The company said Wednesday that it would spend 247 million euros ($304 million) by 2021 on the buildout of its Mexican distribution networks. It added 888 kilometers during 2017.
The distribution market comprises a relatively small part of the Mexican natural gas industry, given that liquefied petroleum gas remains the fuel of choice among most households.
A spokesperson for local industry group Asociacion Mexicana de Gas Natural (AMGN) told NGI that the expansion of Mexico’s pipeline transportation network would drive growth in the distribution business. “Another important step was the designation of the national territory as a unified geographic zone, whereby distribution companies can expand their networks throughout the country.”
The unified distribution zone, which would phase out the current geographic concession system, is the first piece of a planned regulatory overhaul intended to boost competition in the sector and reduce the barriers to its growth.
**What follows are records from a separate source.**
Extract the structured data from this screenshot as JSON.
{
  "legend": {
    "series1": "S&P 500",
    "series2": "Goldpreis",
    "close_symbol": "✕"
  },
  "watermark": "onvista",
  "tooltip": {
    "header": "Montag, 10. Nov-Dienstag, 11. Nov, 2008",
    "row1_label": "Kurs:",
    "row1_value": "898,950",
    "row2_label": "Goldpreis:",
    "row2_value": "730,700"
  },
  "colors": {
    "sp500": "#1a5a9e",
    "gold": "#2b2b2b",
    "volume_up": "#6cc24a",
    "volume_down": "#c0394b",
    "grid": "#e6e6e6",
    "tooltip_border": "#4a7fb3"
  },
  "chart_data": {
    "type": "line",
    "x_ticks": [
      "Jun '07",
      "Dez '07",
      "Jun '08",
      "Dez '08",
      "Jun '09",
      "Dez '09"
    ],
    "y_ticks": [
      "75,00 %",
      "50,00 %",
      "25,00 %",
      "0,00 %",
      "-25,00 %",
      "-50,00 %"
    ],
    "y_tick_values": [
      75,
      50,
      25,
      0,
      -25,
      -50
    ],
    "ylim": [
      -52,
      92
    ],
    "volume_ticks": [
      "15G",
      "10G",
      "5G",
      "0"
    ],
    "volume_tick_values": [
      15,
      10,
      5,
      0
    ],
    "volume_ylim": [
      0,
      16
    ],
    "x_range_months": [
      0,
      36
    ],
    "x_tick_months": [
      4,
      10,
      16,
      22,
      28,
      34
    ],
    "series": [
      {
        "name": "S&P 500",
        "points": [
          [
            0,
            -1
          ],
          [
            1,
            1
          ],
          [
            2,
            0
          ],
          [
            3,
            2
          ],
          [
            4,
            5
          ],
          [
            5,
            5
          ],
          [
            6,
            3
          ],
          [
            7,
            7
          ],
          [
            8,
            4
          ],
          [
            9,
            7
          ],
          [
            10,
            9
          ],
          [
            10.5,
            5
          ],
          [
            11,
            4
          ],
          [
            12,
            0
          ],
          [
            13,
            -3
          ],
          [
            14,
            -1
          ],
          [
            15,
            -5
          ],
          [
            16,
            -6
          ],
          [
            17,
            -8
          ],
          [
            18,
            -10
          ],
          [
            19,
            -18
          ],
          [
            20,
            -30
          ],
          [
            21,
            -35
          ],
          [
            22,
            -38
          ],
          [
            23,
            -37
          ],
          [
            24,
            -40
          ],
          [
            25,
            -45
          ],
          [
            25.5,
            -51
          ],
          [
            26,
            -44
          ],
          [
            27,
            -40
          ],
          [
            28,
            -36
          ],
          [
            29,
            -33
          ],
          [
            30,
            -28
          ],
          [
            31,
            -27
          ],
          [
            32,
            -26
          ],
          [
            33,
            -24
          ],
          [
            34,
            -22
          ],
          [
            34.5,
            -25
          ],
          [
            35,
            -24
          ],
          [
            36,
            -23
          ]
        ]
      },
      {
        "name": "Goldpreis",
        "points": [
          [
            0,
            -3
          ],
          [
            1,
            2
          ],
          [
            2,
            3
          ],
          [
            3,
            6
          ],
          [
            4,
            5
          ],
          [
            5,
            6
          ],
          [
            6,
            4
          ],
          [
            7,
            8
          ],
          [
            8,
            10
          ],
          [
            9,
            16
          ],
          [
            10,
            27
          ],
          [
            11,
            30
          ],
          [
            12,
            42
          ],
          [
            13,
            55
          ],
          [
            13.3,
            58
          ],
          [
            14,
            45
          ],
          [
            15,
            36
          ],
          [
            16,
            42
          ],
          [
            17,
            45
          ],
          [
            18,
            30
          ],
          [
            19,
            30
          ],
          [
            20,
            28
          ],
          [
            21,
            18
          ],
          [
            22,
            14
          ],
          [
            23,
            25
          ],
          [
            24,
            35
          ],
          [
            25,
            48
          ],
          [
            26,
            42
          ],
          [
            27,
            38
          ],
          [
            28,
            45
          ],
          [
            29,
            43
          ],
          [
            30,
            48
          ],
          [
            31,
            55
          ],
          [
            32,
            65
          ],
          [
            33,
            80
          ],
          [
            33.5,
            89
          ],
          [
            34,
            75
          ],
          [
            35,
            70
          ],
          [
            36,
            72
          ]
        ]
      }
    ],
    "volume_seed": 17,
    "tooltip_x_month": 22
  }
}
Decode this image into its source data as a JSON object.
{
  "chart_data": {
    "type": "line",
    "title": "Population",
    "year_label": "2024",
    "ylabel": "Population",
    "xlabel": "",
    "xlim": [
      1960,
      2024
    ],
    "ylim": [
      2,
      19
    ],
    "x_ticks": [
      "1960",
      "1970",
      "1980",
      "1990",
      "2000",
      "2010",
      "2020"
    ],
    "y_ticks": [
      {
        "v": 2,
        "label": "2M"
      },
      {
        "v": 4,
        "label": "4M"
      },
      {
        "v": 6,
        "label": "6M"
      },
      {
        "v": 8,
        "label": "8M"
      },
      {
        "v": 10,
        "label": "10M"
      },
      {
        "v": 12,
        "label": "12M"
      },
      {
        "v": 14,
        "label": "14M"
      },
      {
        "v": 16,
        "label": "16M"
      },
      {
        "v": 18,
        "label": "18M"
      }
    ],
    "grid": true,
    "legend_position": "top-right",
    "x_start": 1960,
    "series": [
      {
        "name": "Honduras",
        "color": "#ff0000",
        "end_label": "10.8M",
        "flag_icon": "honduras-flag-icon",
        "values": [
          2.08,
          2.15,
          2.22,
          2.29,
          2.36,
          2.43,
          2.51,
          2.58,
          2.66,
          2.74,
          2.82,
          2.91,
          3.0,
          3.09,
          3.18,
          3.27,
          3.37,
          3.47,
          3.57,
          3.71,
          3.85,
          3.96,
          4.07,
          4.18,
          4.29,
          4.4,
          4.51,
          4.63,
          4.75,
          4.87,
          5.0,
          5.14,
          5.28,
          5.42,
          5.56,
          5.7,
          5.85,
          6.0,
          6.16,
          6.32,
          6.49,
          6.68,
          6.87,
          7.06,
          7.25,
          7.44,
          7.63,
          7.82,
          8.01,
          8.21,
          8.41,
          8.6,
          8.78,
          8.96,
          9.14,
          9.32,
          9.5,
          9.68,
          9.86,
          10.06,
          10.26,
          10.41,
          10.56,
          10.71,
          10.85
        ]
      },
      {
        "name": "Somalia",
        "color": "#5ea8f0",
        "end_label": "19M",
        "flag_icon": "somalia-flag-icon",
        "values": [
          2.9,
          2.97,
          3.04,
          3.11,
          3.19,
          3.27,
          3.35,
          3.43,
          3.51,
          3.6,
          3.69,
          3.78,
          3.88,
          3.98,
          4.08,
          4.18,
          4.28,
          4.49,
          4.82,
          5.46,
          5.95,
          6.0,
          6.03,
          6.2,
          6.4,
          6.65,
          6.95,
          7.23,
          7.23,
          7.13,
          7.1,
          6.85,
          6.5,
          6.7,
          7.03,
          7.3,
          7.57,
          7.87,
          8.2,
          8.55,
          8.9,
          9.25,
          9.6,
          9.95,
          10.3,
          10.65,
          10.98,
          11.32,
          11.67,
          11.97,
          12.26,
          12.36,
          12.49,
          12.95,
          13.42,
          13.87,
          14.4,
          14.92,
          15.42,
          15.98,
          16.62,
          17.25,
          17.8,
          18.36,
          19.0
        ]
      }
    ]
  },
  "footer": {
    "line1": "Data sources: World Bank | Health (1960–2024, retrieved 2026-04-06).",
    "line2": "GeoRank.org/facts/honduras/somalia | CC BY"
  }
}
Sener is also readying a public policy document to promote the gas distribution business in Mexico, a draft of which could be released during this quarter at the earliest. Measures potentially on the table include the use of development bank financing, coordination mechanisms for state and municipal permitting, and incentives for natural gas vehicles.
Industry sources also indicate the need for consumer education programs. “Distribution companies affiliated with AMGN have made efforts to disseminate information about the benefits of natural gas,” the spokesperson said.